Magicians sue TV stations for divulging coin-trick secrets
Coin Manipulation [Real Player]
Magic: Stage Illusions and Scientific Diversions, Including Trick Photography
The American Experience: Houdini [Real Player, Quick Time]
On the whole, magicians are an understanding and thoughtful bunch, but if you reveal the secrets behind their very livelihood, if you might incur their collective wrath. It would appear that this is just what happened this past week when a group of 49 Japanese magicians sued two television networks in Japan for revealing the magic behind their popular coin tricks. The magicians are seeking the princely sum of approximately $16,000, and noted magician Shintaro Fujiyama remarked that the networks had "deprived professional magicians of their assets." The networks in question have largely remained silent in this matter, and for the most part they have issued few formal press releases on this pending litigation. Fujiyama closed his remarks on this troubling affair by stating, "They must understand how all the time we have spent is wasted by exposure of the trick." Other members of the magic community, including prominent illusionists, have not seen fit yet to comment on this ongoing situation.
The first link will take users to a news piece from the BBC, which offers some additional explanation behind this recent furor between Japanese magicians and the television networks in question.
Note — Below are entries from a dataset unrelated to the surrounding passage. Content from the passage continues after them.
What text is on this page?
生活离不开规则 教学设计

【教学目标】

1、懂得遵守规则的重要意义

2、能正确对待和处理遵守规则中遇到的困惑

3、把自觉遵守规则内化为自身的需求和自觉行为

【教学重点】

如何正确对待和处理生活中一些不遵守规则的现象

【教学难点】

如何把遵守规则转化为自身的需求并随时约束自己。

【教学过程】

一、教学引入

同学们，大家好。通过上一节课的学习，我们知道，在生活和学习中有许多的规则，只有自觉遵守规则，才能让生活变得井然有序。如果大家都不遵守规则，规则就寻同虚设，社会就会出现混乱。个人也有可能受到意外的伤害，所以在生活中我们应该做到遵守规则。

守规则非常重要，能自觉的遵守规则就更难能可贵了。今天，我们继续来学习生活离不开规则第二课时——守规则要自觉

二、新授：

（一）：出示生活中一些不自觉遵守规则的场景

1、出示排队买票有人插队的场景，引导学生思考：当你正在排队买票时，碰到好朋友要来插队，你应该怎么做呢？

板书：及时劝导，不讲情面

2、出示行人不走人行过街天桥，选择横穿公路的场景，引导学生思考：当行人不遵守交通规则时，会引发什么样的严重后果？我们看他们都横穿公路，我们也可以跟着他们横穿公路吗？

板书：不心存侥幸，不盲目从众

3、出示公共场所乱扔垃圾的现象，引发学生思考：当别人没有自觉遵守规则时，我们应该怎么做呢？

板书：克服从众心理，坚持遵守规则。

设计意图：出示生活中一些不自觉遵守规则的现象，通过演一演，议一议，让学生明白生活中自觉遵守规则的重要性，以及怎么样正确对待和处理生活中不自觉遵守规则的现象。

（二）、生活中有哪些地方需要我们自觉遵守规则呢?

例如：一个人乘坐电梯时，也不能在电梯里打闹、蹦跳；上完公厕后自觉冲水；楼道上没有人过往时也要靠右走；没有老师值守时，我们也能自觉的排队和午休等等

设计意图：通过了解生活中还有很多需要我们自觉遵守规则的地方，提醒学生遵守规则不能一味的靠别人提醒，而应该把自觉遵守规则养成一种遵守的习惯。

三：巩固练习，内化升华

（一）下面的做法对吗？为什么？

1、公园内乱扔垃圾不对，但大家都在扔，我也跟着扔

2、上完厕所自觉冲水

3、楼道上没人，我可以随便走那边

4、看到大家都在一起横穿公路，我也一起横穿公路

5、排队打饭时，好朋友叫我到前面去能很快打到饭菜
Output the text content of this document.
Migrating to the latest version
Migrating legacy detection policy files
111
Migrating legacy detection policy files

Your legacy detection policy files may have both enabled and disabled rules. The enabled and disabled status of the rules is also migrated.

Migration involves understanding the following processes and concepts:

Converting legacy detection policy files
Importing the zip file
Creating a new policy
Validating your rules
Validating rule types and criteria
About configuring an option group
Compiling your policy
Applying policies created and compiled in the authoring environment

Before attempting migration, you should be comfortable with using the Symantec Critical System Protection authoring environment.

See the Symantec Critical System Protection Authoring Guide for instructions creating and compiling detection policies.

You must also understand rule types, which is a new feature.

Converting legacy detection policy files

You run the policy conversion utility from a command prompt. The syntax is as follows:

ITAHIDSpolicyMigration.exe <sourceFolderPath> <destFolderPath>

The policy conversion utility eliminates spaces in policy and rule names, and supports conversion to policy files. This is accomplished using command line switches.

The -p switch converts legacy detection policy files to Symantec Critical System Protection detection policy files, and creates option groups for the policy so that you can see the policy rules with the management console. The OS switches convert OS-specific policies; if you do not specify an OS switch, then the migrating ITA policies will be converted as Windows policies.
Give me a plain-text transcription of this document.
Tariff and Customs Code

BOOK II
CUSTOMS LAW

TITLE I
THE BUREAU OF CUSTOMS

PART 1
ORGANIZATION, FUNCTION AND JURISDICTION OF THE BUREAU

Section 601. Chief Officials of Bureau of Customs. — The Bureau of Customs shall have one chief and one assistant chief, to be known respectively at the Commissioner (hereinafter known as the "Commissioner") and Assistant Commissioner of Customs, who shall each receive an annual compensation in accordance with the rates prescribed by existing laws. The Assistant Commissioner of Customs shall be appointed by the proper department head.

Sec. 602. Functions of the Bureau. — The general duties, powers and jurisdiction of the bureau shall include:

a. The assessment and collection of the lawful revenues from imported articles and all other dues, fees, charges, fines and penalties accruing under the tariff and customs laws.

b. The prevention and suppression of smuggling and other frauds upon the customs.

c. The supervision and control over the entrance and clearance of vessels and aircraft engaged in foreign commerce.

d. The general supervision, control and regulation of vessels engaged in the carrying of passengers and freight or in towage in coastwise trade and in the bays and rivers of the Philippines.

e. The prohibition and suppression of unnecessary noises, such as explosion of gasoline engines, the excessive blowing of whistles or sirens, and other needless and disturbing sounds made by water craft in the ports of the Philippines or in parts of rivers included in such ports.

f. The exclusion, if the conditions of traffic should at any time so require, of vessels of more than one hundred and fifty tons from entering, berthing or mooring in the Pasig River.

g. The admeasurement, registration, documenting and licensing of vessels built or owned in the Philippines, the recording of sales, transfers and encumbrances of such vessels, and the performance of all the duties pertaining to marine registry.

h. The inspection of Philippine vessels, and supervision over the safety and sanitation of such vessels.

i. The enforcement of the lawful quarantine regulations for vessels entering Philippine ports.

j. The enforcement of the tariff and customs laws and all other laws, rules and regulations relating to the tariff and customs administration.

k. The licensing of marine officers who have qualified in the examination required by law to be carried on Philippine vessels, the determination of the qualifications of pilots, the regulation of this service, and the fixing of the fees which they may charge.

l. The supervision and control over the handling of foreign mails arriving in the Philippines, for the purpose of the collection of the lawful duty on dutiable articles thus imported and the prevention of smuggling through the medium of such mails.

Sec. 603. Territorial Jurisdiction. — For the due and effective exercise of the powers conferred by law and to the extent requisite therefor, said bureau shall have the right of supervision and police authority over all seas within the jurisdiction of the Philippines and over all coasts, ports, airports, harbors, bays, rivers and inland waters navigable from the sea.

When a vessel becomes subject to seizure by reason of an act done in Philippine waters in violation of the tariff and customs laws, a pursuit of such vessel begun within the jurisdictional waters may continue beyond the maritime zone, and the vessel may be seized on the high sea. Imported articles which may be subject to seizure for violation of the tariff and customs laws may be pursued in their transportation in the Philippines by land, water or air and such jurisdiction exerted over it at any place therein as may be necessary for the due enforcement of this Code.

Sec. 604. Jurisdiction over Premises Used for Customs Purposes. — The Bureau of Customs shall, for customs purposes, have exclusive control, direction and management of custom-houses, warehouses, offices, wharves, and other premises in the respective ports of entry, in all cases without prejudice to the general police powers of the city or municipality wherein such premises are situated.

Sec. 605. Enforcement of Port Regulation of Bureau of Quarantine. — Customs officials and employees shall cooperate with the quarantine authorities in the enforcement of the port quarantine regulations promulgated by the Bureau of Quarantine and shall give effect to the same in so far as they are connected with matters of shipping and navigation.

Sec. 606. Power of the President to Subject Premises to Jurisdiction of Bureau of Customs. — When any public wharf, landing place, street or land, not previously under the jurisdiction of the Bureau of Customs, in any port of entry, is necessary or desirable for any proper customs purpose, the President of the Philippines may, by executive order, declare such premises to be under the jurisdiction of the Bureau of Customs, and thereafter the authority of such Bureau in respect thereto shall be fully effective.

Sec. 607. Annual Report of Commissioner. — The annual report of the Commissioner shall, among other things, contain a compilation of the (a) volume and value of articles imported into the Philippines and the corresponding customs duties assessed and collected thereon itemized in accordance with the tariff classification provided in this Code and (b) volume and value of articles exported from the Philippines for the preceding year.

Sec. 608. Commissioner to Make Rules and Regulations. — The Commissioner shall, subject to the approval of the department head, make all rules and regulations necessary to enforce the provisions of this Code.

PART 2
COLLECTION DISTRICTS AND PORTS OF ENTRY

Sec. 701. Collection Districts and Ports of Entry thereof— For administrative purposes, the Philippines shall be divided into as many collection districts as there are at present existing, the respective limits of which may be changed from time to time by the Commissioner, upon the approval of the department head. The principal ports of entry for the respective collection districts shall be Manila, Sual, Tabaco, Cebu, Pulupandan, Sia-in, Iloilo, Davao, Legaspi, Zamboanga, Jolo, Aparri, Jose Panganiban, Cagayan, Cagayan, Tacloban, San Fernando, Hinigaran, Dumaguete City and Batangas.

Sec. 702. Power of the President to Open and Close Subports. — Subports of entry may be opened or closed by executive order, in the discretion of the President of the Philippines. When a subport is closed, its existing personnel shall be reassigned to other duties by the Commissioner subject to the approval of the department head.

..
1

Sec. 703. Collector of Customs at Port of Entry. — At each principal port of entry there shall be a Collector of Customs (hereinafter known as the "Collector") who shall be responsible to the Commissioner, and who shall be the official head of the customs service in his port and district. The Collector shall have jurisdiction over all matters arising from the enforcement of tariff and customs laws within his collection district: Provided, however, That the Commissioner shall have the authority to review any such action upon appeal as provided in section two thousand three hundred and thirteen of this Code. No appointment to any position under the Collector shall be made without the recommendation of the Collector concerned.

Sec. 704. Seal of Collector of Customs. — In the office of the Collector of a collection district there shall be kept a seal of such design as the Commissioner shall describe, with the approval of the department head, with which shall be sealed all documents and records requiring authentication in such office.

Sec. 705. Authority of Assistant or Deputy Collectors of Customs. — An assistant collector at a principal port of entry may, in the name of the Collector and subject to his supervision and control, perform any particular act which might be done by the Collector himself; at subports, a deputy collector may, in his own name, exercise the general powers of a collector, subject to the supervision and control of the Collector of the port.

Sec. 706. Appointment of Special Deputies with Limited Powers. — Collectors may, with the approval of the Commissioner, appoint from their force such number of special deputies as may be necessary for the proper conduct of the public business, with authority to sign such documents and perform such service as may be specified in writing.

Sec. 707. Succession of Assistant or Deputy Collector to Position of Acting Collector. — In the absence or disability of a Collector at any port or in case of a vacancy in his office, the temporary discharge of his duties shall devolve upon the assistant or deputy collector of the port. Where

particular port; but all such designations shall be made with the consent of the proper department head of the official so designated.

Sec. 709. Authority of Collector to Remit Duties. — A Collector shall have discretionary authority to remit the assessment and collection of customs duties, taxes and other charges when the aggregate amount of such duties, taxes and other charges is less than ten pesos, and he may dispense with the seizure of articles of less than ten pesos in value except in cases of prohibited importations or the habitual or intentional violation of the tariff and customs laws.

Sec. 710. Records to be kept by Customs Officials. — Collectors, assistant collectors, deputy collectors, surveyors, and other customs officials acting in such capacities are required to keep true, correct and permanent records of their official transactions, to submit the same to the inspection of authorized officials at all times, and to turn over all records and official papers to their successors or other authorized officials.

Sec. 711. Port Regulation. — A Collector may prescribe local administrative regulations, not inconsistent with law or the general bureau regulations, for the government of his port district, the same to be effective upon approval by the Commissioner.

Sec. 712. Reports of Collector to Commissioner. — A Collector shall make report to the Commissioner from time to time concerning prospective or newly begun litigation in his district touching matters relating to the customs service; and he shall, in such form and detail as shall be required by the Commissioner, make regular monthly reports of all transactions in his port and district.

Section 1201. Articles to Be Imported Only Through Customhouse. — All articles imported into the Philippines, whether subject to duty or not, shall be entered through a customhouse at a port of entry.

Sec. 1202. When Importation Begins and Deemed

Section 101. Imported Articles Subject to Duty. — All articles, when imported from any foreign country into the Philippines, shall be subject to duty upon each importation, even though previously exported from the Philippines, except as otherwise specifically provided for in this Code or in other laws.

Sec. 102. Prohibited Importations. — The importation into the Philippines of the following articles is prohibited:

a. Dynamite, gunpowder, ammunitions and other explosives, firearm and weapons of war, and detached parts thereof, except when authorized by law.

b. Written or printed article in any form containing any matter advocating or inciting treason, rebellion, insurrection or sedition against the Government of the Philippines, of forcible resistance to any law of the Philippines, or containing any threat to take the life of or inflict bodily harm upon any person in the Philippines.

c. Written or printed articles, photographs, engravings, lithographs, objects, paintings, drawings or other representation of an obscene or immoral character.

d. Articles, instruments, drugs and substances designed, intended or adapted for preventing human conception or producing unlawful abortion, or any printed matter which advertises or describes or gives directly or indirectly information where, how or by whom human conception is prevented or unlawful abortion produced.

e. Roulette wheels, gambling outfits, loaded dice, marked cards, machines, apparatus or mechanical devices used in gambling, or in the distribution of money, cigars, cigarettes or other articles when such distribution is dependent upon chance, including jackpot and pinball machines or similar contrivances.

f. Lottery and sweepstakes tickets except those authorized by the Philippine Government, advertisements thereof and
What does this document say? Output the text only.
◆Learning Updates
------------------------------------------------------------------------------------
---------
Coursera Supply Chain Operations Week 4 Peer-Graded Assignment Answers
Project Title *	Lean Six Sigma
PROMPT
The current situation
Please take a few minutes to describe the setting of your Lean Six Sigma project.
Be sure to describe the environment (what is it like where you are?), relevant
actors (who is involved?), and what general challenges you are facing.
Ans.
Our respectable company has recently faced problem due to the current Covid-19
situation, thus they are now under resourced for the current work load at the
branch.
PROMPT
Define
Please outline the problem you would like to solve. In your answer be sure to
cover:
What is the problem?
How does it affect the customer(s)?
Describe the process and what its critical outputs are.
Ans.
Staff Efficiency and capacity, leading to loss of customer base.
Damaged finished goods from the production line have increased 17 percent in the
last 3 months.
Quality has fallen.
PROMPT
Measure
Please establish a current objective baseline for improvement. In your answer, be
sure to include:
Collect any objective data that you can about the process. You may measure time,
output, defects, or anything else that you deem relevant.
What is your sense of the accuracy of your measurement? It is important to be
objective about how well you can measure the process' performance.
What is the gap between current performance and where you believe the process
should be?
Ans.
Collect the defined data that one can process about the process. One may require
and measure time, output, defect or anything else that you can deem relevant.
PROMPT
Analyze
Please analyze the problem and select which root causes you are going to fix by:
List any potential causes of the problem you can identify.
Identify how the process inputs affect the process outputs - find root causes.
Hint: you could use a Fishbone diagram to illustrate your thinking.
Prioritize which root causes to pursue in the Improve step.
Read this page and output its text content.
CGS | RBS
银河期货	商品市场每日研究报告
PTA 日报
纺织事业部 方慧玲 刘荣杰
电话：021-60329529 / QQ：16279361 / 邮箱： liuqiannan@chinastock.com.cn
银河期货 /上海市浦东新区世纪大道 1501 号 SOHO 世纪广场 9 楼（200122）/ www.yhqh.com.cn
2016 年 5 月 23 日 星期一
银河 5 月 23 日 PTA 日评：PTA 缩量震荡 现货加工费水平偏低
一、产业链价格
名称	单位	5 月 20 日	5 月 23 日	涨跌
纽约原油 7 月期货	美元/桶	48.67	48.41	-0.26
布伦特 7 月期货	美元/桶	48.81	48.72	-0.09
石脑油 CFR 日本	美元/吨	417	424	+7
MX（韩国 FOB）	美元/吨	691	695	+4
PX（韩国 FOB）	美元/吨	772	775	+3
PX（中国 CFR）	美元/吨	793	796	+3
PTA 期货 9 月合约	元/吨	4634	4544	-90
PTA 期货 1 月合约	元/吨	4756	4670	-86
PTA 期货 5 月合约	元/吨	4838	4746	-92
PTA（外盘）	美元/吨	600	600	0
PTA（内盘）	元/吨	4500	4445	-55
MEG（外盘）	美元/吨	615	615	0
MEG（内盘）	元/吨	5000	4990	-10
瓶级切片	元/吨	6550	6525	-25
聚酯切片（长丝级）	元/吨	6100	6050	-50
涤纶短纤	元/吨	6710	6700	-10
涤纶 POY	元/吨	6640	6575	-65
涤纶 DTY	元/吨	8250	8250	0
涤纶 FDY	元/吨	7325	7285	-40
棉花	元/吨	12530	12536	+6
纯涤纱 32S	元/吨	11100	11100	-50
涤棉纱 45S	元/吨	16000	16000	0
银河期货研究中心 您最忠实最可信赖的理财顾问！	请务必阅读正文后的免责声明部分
Moving on, the second link leads to another piece of reporting on the matter from this Wednesday's Kyodo News. The third link will whisk users away to what can accurately be described as the most thorough clearinghouse of online information about the world of magic, namely the Magic Times website. Here visitors can read updates about recent developments, and there's even a special section dedicated to that bad boy of magic, David Blaine. The fourth link leads to the Coin Manipulation website, where users can learn about such classic tricks as the coin spin, the one finger spin, and even more complex tricks such as the index-ring toss and sequential tiddlywinks. The fifth link will take visitors to a 1901 tome on magic, authored by Albert A. Hopkins. Here visitors can page through such legendary stage illusions as "the appearing lady" and "the magic palanquin". For the truly adventurous, there's a separate chapter on chronophotography. The last link leads to the American Experience site dedicated to Harry Houdini. Visitors will enjoy watching a clip of Houdini in action, and they can also look over a timeline of his life and many feats.